The increasing demand for this unassuming material is wreaking havoc on people and nature across the world. Sand mined from rivers and the marine environment is often dredged, destroying habitats and fundamentally altering the functioning of the ecosystem. One of the gravest examples of this can be found at China’s largest freshwater lake, Poyang, where changes in hydrology believed to be caused by extensive sand mining have caused abnormally low lake levels and threatened its status as a biodiversity haven.
Sand extraction also inevitably removes natural protection against erosion and flooding, which alongside potential loss of food sources seriously affects local communities’ resilience in the face of climate change.
In areas where poverty and political insecurity collide with intense competition for this resource, violence and human rights abuses are shockingly prevalent. In recent years areas have become conflict zones and lives have been lost over sand in Mexico, India, Indonesia, Kenya and Gambia. Illegal sand mining is the primary source of these tensions, but legal mines are also not immune, with reported land conflicts and use of child labour in some Ghanaian mines.
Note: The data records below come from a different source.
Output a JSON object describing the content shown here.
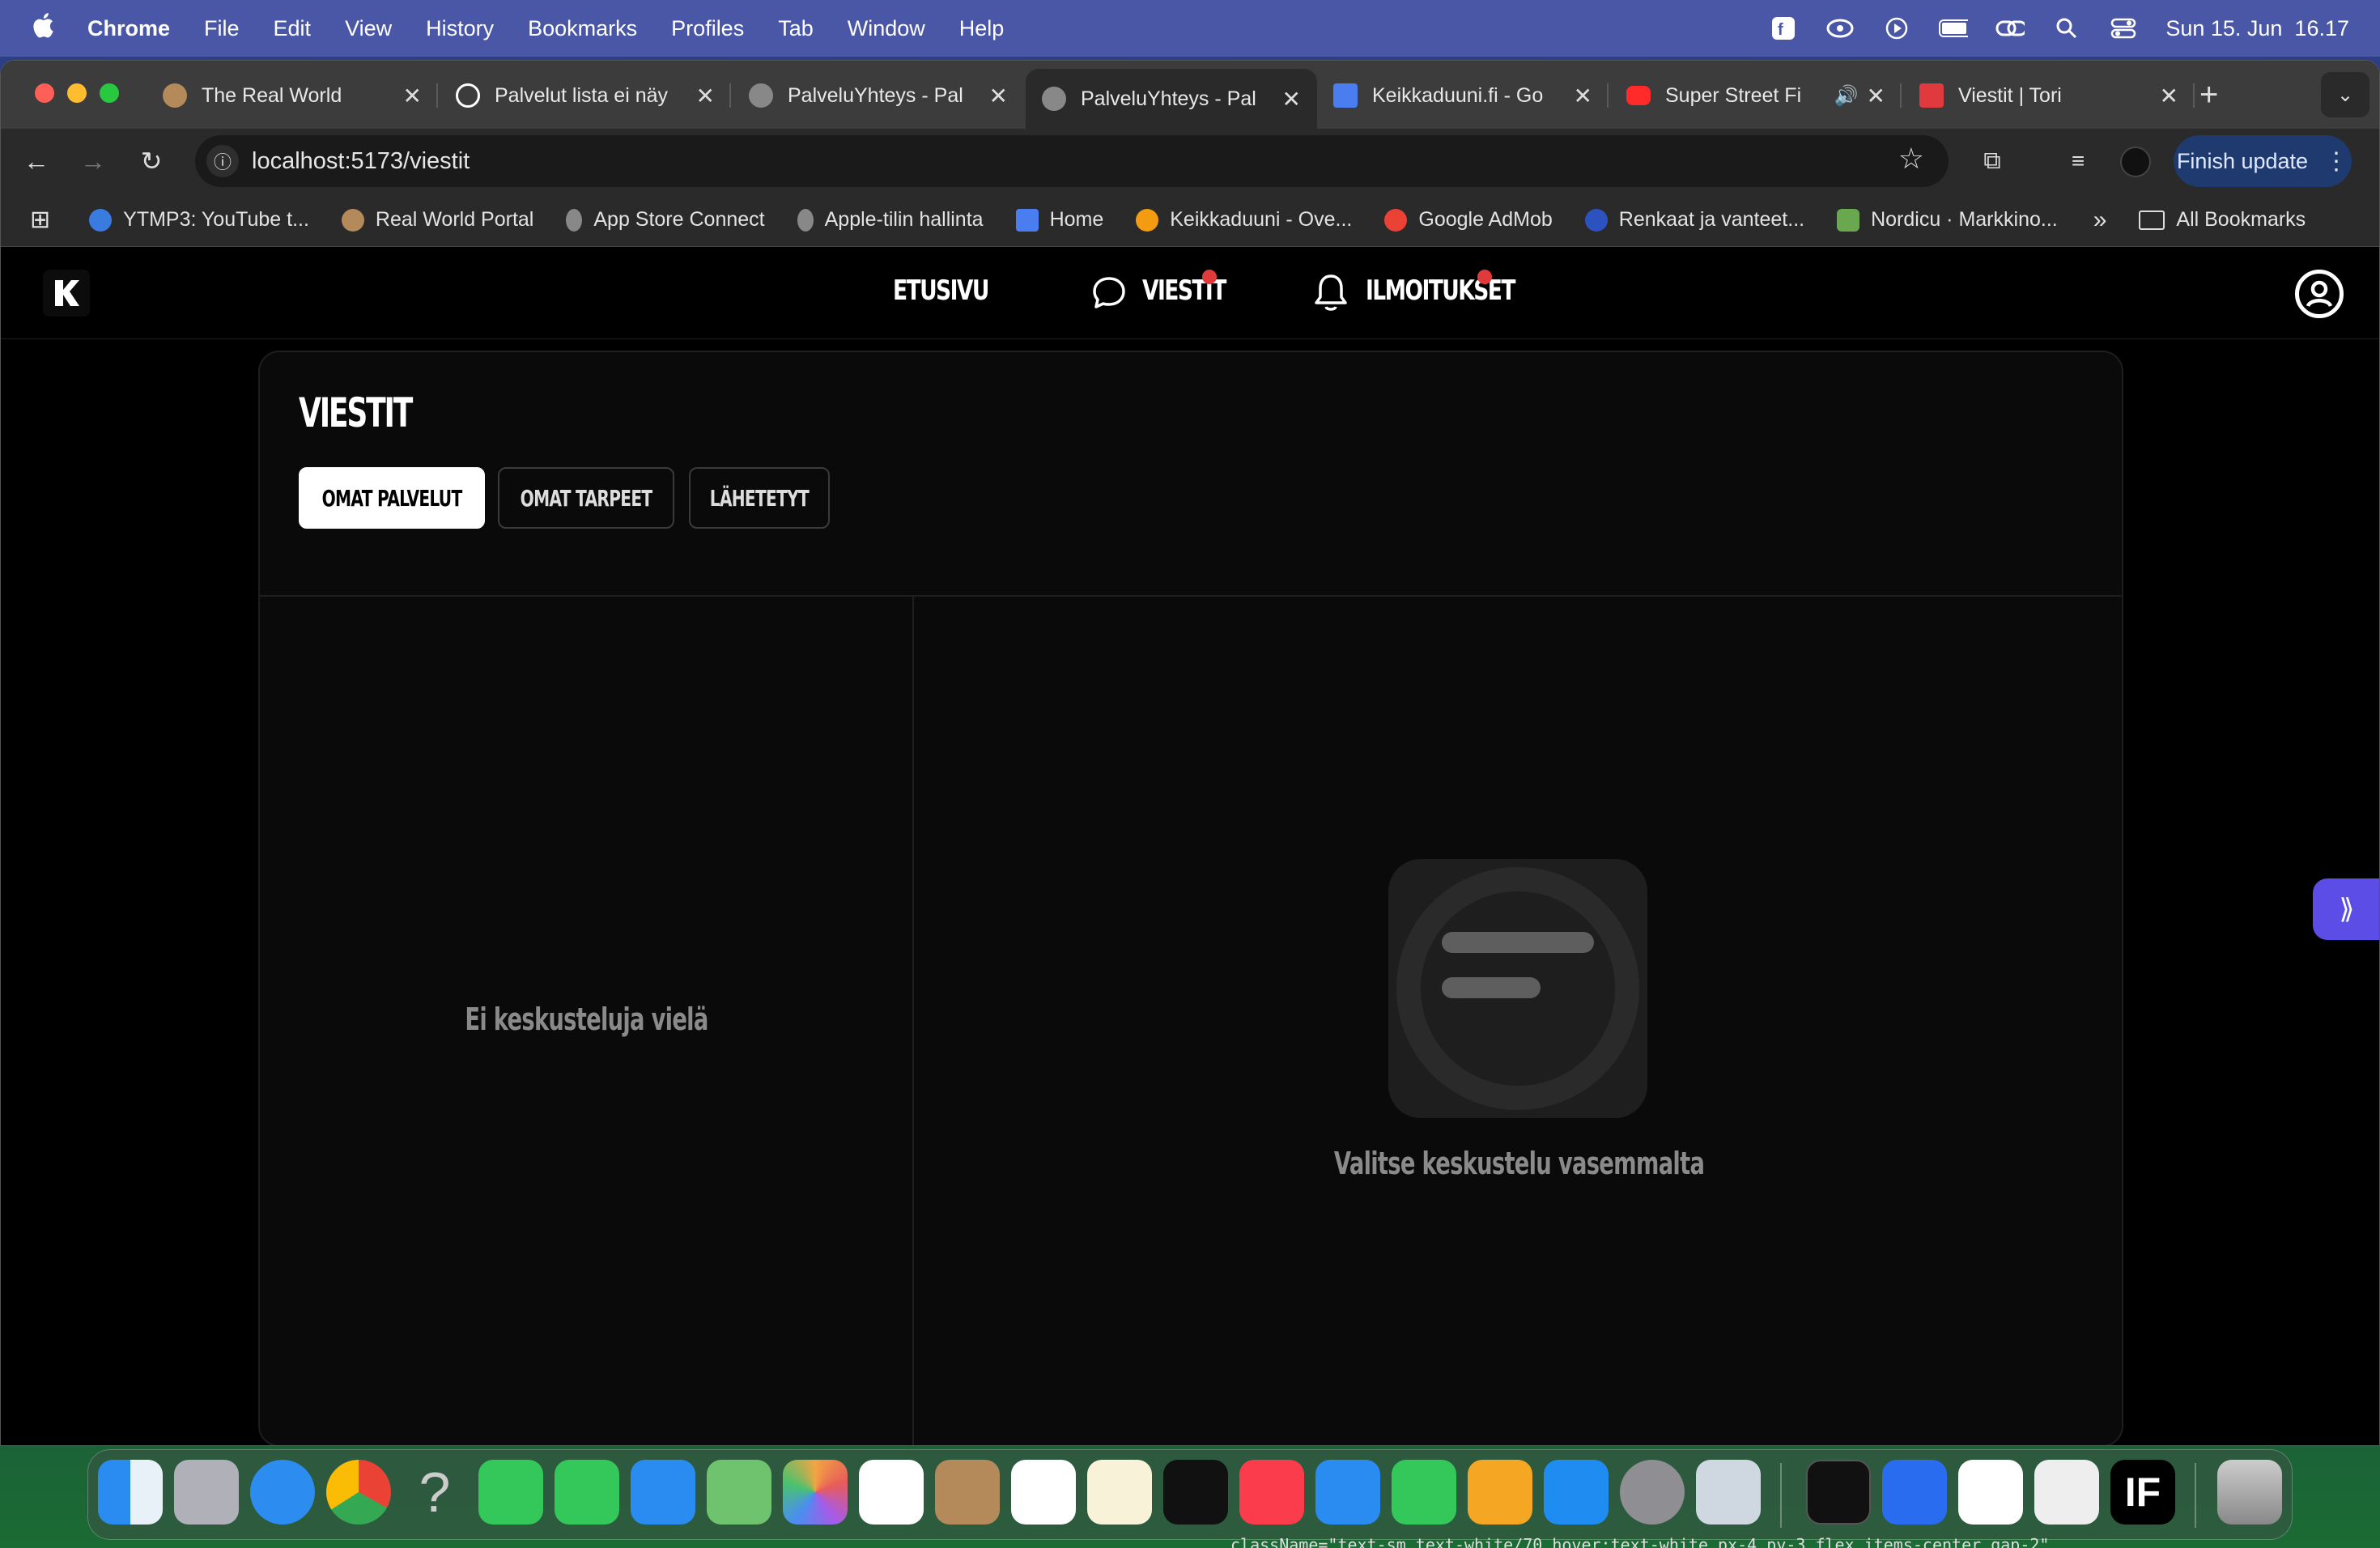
{
  "menubar": {
    "app": "Chrome",
    "items": [
      "File",
      "Edit",
      "View",
      "History",
      "Bookmarks",
      "Profiles",
      "Tab",
      "Window",
      "Help"
    ],
    "clock": "Sun 15. Jun  16.17"
  },
  "tabs": [
    {
      "title": "The Real World",
      "icon": "realworld-favicon"
    },
    {
      "title": "Palvelut lista ei näy",
      "icon": "openai-favicon"
    },
    {
      "title": "PalveluYhteys - Pal",
      "icon": "globe-favicon"
    },
    {
      "title": "PalveluYhteys - Pal",
      "icon": "globe-favicon"
    },
    {
      "title": "Keikkaduuni.fi - Go",
      "icon": "docs-favicon"
    },
    {
      "title": "Super Street Fi",
      "icon": "youtube-favicon"
    },
    {
      "title": "Viestit | Tori",
      "icon": "tori-favicon"
    }
  ],
  "toolbar": {
    "url": "localhost:5173/viestit",
    "update_label": "Finish update"
  },
  "bookmarks": [
    "YTMP3: YouTube t...",
    "Real World Portal",
    "App Store Connect",
    "Apple-tilin hallinta",
    "Home",
    "Keikkaduuni - Ove...",
    "Google AdMob",
    "Renkaat ja vanteet...",
    "Nordicu · Markkino..."
  ],
  "bookmarks_more": "»",
  "bookmarks_all": "All Bookmarks",
  "nav": {
    "home": "ETUSIVU",
    "messages": "VIESTIT",
    "notifications": "ILMOITUKSET",
    "badge_color": "#e03a3a"
  },
  "main": {
    "title": "VIESTIT",
    "tabs": [
      "OMAT PALVELUT",
      "OMAT TARPEET",
      "LÄHETETYT"
    ],
    "active_tab": "OMAT PALVELUT",
    "empty_list": "Ei keskusteluja vielä",
    "empty_detail": "Valitse keskustelu vasemmalta"
  },
  "terminal_snippet": "className=\"text-sm text-white/70 hover:text-white px-4 py-3 flex items-center gap-2\""
}
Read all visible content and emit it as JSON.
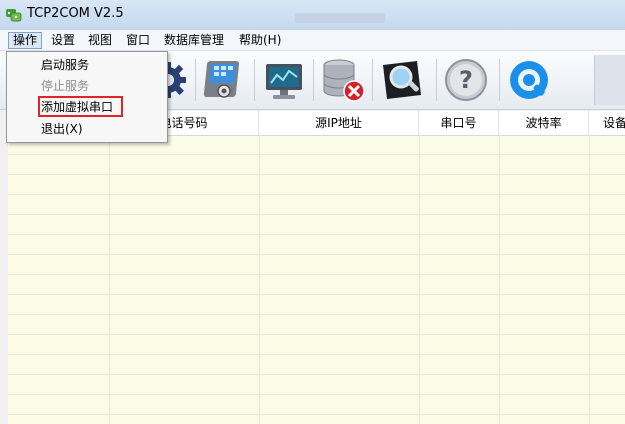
{
  "window": {
    "title": "TCP2COM V2.5"
  },
  "menubar": {
    "items": [
      "操作",
      "设置",
      "视图",
      "窗口",
      "数据库管理",
      "帮助(H)"
    ]
  },
  "dropdown": {
    "items": [
      {
        "label": "启动服务",
        "enabled": true
      },
      {
        "label": "停止服务",
        "enabled": false
      },
      {
        "label": "添加虚拟串口",
        "enabled": true,
        "highlighted": true
      },
      {
        "label": "退出(X)",
        "enabled": true
      }
    ]
  },
  "toolbar": {
    "buttons": [
      {
        "icon": "gear-icon"
      },
      {
        "icon": "tablet-settings-icon"
      },
      {
        "icon": "monitor-icon"
      },
      {
        "icon": "database-delete-icon"
      },
      {
        "icon": "magnifier-icon"
      },
      {
        "icon": "help-icon"
      },
      {
        "icon": "quicktime-icon"
      }
    ]
  },
  "table": {
    "columns": [
      "电话号码",
      "源IP地址",
      "串口号",
      "波特率",
      "设备"
    ]
  },
  "colors": {
    "grid_background": "#fafce6",
    "highlight_border": "#e0242b",
    "menu_open_background": "#dbe8f6"
  }
}
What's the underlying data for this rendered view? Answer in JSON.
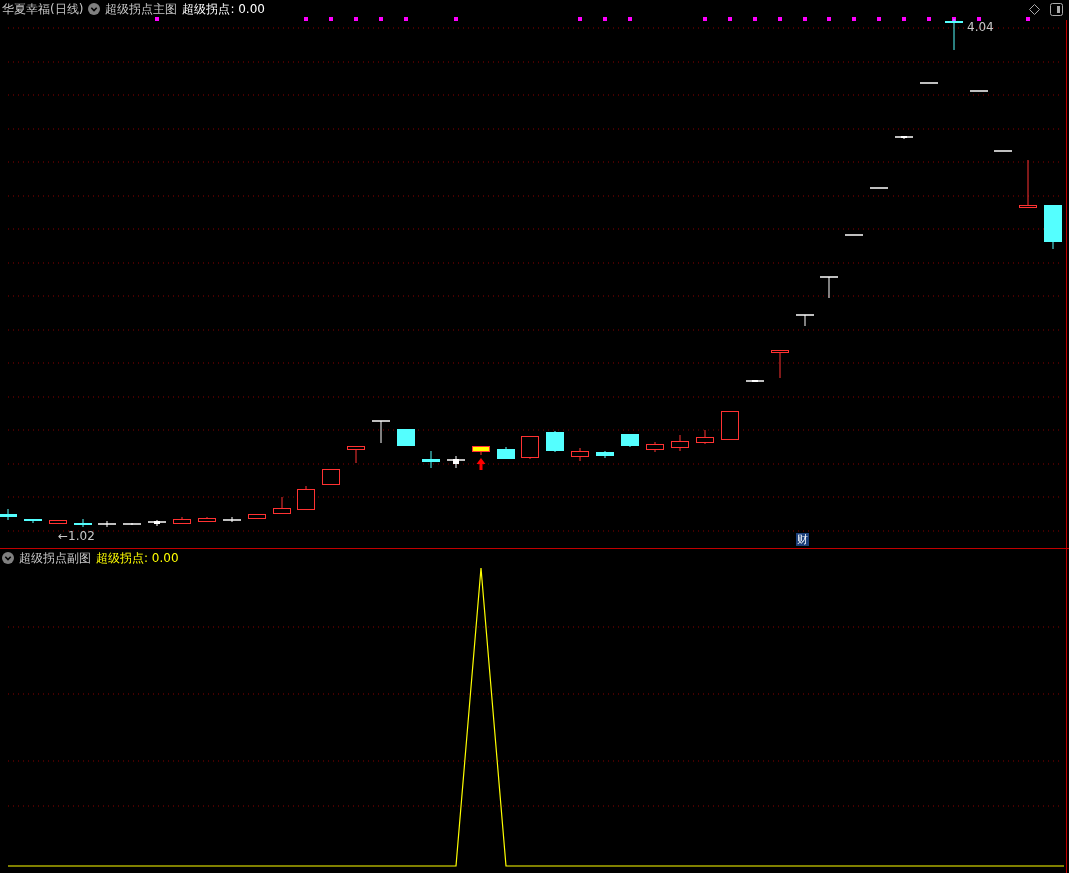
{
  "main_chart": {
    "stock": "华夏幸福(日线)",
    "indicator_name": "超级拐点主图",
    "indicator_value": "超级拐点: 0.00",
    "high_label": "4.04",
    "low_label": "←1.02",
    "event_badge": "财"
  },
  "sub_chart": {
    "indicator_name": "超级拐点副图",
    "indicator_value": "超级拐点: 0.00"
  }
}
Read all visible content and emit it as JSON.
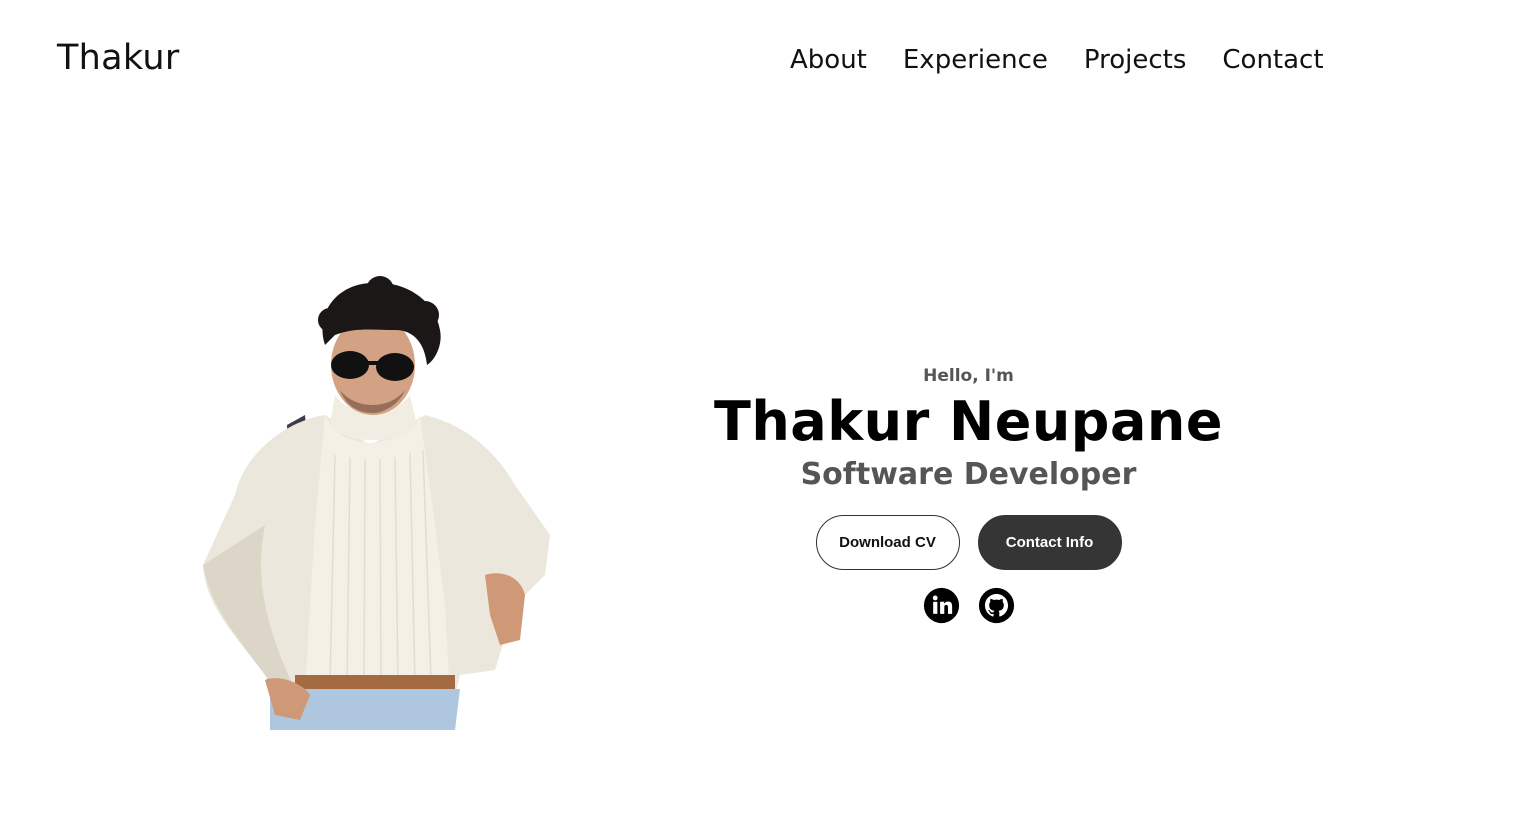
{
  "header": {
    "logo": "Thakur",
    "nav": [
      {
        "label": "About"
      },
      {
        "label": "Experience"
      },
      {
        "label": "Projects"
      },
      {
        "label": "Contact"
      }
    ]
  },
  "hero": {
    "greeting": "Hello, I'm",
    "name": "Thakur Neupane",
    "title": "Software Developer",
    "buttons": {
      "download_cv": "Download CV",
      "contact_info": "Contact Info"
    },
    "socials": [
      {
        "icon": "linkedin-icon"
      },
      {
        "icon": "github-icon"
      }
    ]
  },
  "colors": {
    "text": "#111111",
    "muted": "#555555",
    "button_dark": "#353535",
    "background": "#ffffff"
  }
}
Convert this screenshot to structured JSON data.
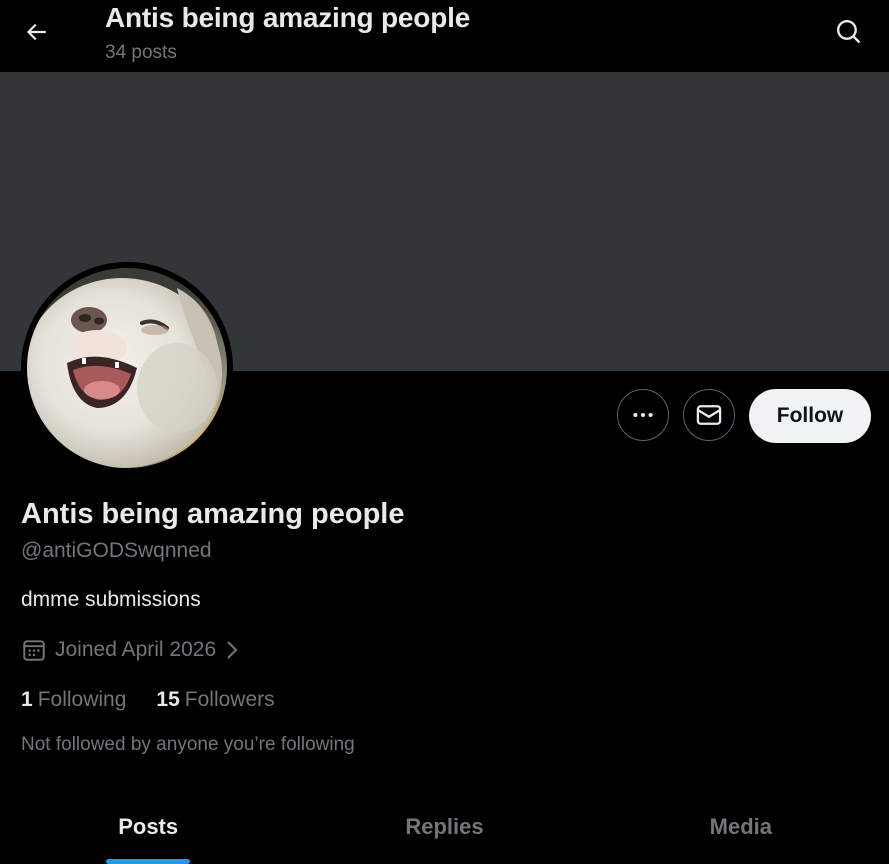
{
  "header": {
    "title": "Antis being amazing people",
    "post_count": "34 posts",
    "back_icon": "arrow-left-icon",
    "search_icon": "search-icon"
  },
  "banner": {
    "color": "#333639"
  },
  "profile": {
    "display_name": "Antis being amazing people",
    "handle": "@antiGODSwqnned",
    "bio": "dmme submissions",
    "joined": "Joined April 2026",
    "following_count": "1",
    "following_label": "Following",
    "followers_count": "15",
    "followers_label": "Followers",
    "not_followed_text": "Not followed by anyone you’re following"
  },
  "actions": {
    "more_icon": "more-dots-icon",
    "message_icon": "envelope-icon",
    "follow_label": "Follow"
  },
  "tabs": [
    {
      "label": "Posts",
      "active": true
    },
    {
      "label": "Replies",
      "active": false
    },
    {
      "label": "Media",
      "active": false
    }
  ],
  "colors": {
    "background": "#000000",
    "text_primary": "#e7e9ea",
    "text_secondary": "#71767b",
    "accent": "#1d9bf0",
    "follow_button_bg": "#eff3f4"
  }
}
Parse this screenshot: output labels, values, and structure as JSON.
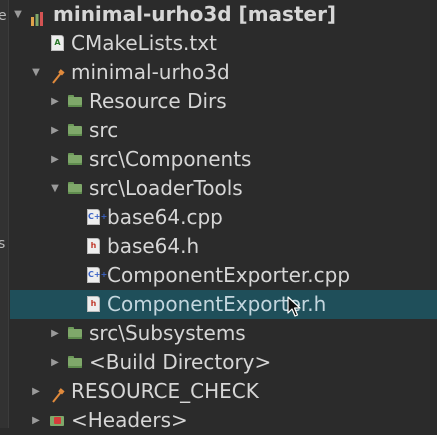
{
  "left_strip": {
    "fragments": [
      "e",
      "s"
    ]
  },
  "tree": {
    "root": {
      "label": "minimal-urho3d [master]"
    },
    "items": [
      {
        "label": "CMakeLists.txt",
        "icon": "cmake-file-icon"
      },
      {
        "label": "minimal-urho3d",
        "icon": "build-target-icon"
      },
      {
        "label": "Resource Dirs",
        "icon": "folder-icon"
      },
      {
        "label": "src",
        "icon": "folder-icon"
      },
      {
        "label": "src\\Components",
        "icon": "folder-icon"
      },
      {
        "label": "src\\LoaderTools",
        "icon": "folder-icon"
      },
      {
        "label": "base64.cpp",
        "icon": "cpp-file-icon",
        "glyph": "C++"
      },
      {
        "label": "base64.h",
        "icon": "header-file-icon",
        "glyph": "h"
      },
      {
        "label": "ComponentExporter.cpp",
        "icon": "cpp-file-icon",
        "glyph": "C++"
      },
      {
        "label": "ComponentExporter.h",
        "icon": "header-file-icon",
        "glyph": "h",
        "selected": true
      },
      {
        "label": "src\\Subsystems",
        "icon": "folder-icon"
      },
      {
        "label": "<Build Directory>",
        "icon": "folder-icon"
      },
      {
        "label": "RESOURCE_CHECK",
        "icon": "build-target-icon"
      },
      {
        "label": "<Headers>",
        "icon": "headers-folder-icon"
      }
    ],
    "arrows": {
      "expanded": "▼",
      "collapsed": "▶"
    },
    "cmake_glyph": "A"
  },
  "colors": {
    "background": "#2b2b2b",
    "selection": "#1f4f5a",
    "text": "#d6d6d6",
    "folder": "#7fa86a"
  }
}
Although the most concerning coverage on sand mining comes from overseas, marine dredging for sand is becoming more common in the UK with associated concerns about habitat loss and coastal erosion. In all regions, organisations procuring sand and aggregates should consider ways to reduce the demand and include responsible sourcing of these materials within sustainability strategies.
Below are some recommendations for stakeholders across the value chain.
Include environmental footprint indicators in sustainability reporting which include mining impacts and work towards continual reduction.
Undertake supply chain mapping focused on sand, in addition to more widely known ‘conflict minerals’ and resources such as timber or soy, to understand security of supply and possible sustainability risks.
Adopt a responsible sourcing framework for sand and aggregates, setting clear guidelines and accountability processes, and work with suppliers to continually improve. Encourage practices which improve holistic environmental and social performance.
Circularity is crucial to reducing demand for sand and aggregates in an urbanising world. Reduce use of new extracted materials by switching to low-impact materials or increasing the amount of recycled material.
In construction, think about applications where alternative aggregates could be utilised. In glass manufacture, work to increase the amount of cullet used, which also reduces GHG emissions of the process. And on a larger scale, asset owners and planners should prioritise refurbishment over demolition and rebuild.
International frameworks and governmental action at all scales will be needed to enable truly sustainable extraction and management of sand resources. But organisations can have an impact right now by improving management of supply chains and practicing resource efficient design.